I think LA NINA is what you have to worry about...

M


----------



## billski (Oct 22, 2007)

78 degrees here and snowing in Alta








read the words carefully....


----------



## JD (Oct 22, 2007)

83 in Stowe.  Maybe snow thursday night.


----------



## marcski (Oct 22, 2007)

billski said:


> 78 degrees here and snowing in Alta
> 
> 
> 
> ...




That cam shot is actually from September.  Here's the local ALTA forecast for this week.   But they still have almost a 2 foot base over there.

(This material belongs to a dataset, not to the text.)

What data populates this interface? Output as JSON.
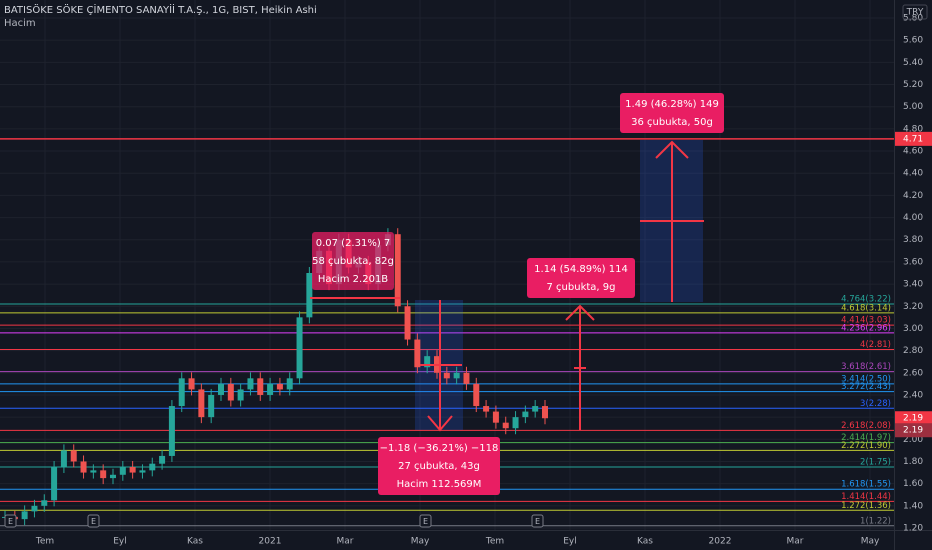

http://www.wrh.noaa.gov/forecast/Ma...tField1=40.584583333333&textField2=-111.62125


----------



## WJenness (Oct 22, 2007)

JD said:


> 83 in Stowe.  Maybe snow thursday night.



You gotta love New England weather...

-w


----------



## SkiDog (Oct 22, 2007)

marcski said:


> That cam shot is actually from September.  Here's the local ALTA forecast for this week.   But they still have almost a 2 foot base over there.
> 
> http://www.wrh.noaa.gov/forecast/Ma...tField1=40.584583333333&textField2=-111.62125



All you have to do to see Alta conditions is look here....

This was October 21

http://forums.alpinezone.com/18942-sorry-again-day-two-alta-10-21-07-a.html

And the base now is closer to 40"...

M


----------



## andyzee (Oct 22, 2007)

I'm inTampa, nuff said


----------



## billski (Oct 22, 2007)

andyzee said:


> I'm inTampa, nuff said



It's probably hotter up here than down there!


----------



## kingslug (Oct 22, 2007)

SkiDog said:


> All you have to do to see Alta conditions is look here....
> 
> This was October 21
> 
> ...



And if this keeps up...I'm going.


----------



## SkiDog (Oct 22, 2007)

kingslug said:


> And if this keeps up...I'm going.




Going where??? Come on.....DO IT ....DO IT...

M


----------



## Mildcat (Oct 23, 2007)

OldsnowboarderME said:


> Why bother ?? He will just buy you some crappy PA beer ..:razz:



There's no such thing as a crappy free beer. :beer:


----------



## andyzee (Oct 23, 2007)

billski said:


> It's probably hotter up here than down there!


 
Humidity is unbeleivable.


----------